Une enquête pour blessures involontaires a été ouverte à Paris après la collision, le 11 juin, entre une moto et la voiture officielle de Jean-Pierre Raffarin. Le motard, grièvement blessé, accuse l’ex-Premier ministre de non-assistance, sur fond de polémique sur l’usage de ce véhicule ministériel.
Une enquête pour blessures involontaires par conducteur a été ouverte après une “collision” à Paris le 11 juin dernier entre la voiture de fonction conduisant Jean-Pierre Raffarin et un motard, qui accuse l’ancien Premier ministre de ne pas lui avoir porté assistance.
“Une moto et une voiture administrative appartenant au ministère des Affaires étrangères avec chauffeur de ce même ministère conduisant Jean-Pierre Raffarin” sont entrées en “collision” dans le 17e arrondissement de Paris le 11 juin, indique vendredi le parquet de Paris, confirmant une information de Mediapart. Le motard est blessé gravement au niveau des testicules.
Il “a indiqué être passé au vert et avoir été percuté par une voiture avec gyrophare arrivant par sa droite, qu’il avait vue trop tard”, souligne le parquet, ajoutant qu’un témoin a indiqué que le véhicule était passé au rouge.

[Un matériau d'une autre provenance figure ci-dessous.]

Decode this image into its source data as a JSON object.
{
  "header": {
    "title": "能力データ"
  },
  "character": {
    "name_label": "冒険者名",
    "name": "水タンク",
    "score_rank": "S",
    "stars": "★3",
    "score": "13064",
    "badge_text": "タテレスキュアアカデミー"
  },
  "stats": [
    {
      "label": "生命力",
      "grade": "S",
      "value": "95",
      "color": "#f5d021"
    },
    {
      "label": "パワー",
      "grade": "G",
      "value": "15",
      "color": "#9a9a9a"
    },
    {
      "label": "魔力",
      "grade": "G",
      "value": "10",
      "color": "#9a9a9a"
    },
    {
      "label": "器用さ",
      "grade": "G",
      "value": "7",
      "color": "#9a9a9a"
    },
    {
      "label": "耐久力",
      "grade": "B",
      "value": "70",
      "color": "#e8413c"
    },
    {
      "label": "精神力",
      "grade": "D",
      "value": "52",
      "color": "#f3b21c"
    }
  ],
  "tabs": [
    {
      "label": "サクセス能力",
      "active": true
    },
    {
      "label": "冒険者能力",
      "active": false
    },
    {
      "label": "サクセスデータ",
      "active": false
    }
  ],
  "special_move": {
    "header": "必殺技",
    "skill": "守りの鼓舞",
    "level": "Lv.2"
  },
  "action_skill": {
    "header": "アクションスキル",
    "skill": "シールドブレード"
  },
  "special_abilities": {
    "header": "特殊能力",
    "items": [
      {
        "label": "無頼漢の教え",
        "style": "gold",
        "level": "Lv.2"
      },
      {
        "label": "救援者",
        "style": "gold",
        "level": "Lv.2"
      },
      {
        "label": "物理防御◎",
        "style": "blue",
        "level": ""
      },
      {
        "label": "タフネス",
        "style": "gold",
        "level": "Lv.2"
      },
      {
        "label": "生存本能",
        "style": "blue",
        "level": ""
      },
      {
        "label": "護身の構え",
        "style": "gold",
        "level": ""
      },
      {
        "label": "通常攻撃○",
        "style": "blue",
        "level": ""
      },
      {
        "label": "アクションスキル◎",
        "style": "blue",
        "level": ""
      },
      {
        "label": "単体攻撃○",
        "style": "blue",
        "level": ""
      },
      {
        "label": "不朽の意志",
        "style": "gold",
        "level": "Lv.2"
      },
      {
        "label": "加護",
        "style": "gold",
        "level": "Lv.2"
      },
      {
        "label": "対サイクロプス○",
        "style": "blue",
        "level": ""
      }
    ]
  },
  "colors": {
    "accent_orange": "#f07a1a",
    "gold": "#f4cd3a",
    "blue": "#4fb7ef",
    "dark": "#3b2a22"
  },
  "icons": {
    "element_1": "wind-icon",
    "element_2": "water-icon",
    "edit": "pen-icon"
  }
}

Le conducteur de la voiture, 53 ans, “a confirmé avoir fait usage du deux-tons”, la sirène de la police, “et que la présence d’un camion avait pu restreindre la visibilité”, poursuit-il. Fin juin, après les révélations de Mediapart, l’ancien Premier ministre avait indiqué regretter “profondément” cet accident, sur le réseau social X.
Communiqué I
À propos de l’accident du 11/6. alors que je travaillais à l’arrière d’un véhicule de service.
Cet accident a blessé une personne à moto, je le regrette profondément. Je me suis rendu immédiatement à l’hôpital pour prendre des nouvelles et laisser mes coordonnées .— Jean-Pierre Raffarin (@jpraffarin) June 26, 2026
“Ils ne m’ont pas aidé”
Dans une interview à Mediapart, Victor (prénom d’emprunt), 30 ans, dit ne pas se souvenir avoir entendu la sirène “sur le moment”. Ni le chauffeur, “ni M. Raffarin ne se sont souciés de moi. Ils ne m’ont pas aidé, ne m’ont pas parlé et n’ont pas pris de mes nouvelles”, regrette-t-il.
D’après un témoin, cité par le média, une fois la police sur place, “Jean-Pierre Raffarin est parti discrètement à pied sans s’enquérir du blessé au sol”. À l’heure actuelle, M. Raffarin n’a ni vu, ni appelé la victime, indique une source proche du dossier. Le concerné dit lui sur X qu’il s’est rendu “immédiatement à l’hôpital pour prendre des nouvelles”. L’ancien sénateur de 77 ans s’est en effet rendu à l’hôpital, sans pouvoir le voir, et a laissé un mot, confirme Victor. “Dans cette lettre, il incrimine complètement son chauffeur”, explique-t-il au média d’investigation.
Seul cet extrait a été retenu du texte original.